Read also 6 top remote work startups impacting companies during a pandemic, and Remote work tools we'd love to see in 2021 that don't yet exist to see how asynchronous collaboration tool works around this with templates, as well as How to collaborate effectively if your team Is remote or hybrid.

Agtech Starting to Sprout

Among its myriad impacts, the pandemic has catapulted awareness of the essential importance of Australia’s agricultural industry to city folk and Smart Company believes investment interest in agtech is starting to sprout. Existing investment in agtech has been focused on farm management software, sensing and IoT technologies, leaving a huge opportunity for funding in areas like supply chain technologies disruption, it says.

According to Agthentic, a sustainability and innovation consulting firm for the food system, the 3 trends driving the growth of agtech are:

  1. Barriers to entry are dropping as the cost of technology fall while performance increases.
  2. Consumer preferences are shifting at an astounding pace to foods and fibres that are healthy, safe, affordable, and good for their families and the planet.
  3. Agriculture is a massive and growing industry contributing approximately A$50B annually to Australia’s economy. Globally, the $500B market for agtech products and services is expected to grow to $730B in the next 3 years.

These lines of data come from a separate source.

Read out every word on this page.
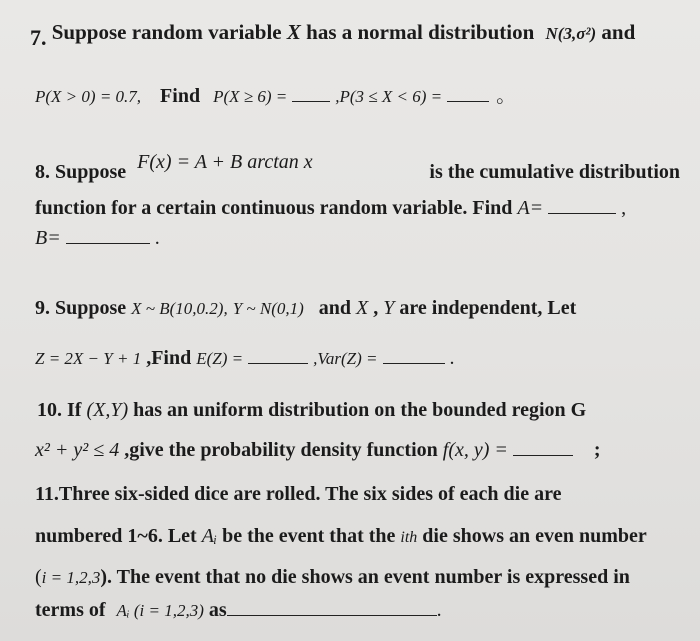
7. Suppose random variable X has a normal distribution $^{N(3,\sigma^2)}$ and
P(X > 0) = 0.7, Find P(X ≥ 6) =	,P(3 ≤ X < 6) =	。
8. Suppose F(x) = A + B arctan x	is the cumulative distribution
function for a certain continuous random variable. Find A=	,
B=	.
9. Suppose X ~ B(10,0.2), Y ~ N(0,1) and X , Y are independent, Let
Z = 2X − Y + 1 ,Find E(Z) =	,Var(Z) =	.
10. If (X,Y) has an uniform distribution on the bounded region G
x² + y² ≤ 4 ,give the probability density function f(x, y) =	;
11.Three six-sided dice are rolled. The six sides of each die are
numbered 1~6. Let Aᵢ be the event that the ith die shows an even number
(i = 1,2,3). The event that no die shows an event number is expressed in
terms of Aᵢ (i = 1,2,3) as	.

In the agtech space, AgriWebb is the clear leader. Started in 2014, AgriWebb is now worth $100M and often touted to be a Soonicorn – companies with high valuation and good chances of soon becoming unicorns valued over US$1B. AgriWebb is a livestock management platform and provides a tablet computer with its software that helps cattle farmers plot out their lands, moderate weights and health of cattle and monitor their movements, remotely. It also offers a low-cost water level sensor Trough Sentry that helps farm owners check trough water levels through the tablet, and a platform for listing and buying stock for cattle through their online portal AgriWebb Saleyard.

Agthentic lists other world-class Australian agtech companies creating value for producers and investors:

  • FluroSat – A world leader in remote crop sensing, FluroSat has attracted international capital and is actively and successfully expanding overseas.
  • Observant – A cloud-based platform for remote water management founded in 2003 and acquired by Jain Irrigation, one of the largest irrigation companies in the world in 2017.
  • AgDNA – A farm management software platform founded in 2012 and acquired by multinational corporation CHN Industrial in 2019.
  • Vow Foods – A Sydney-based cellular agtech company growing a suite of cultured meat products.
  • Swarm Farm Robotics – A Queensland-based autonomous agriculture vehicle platform.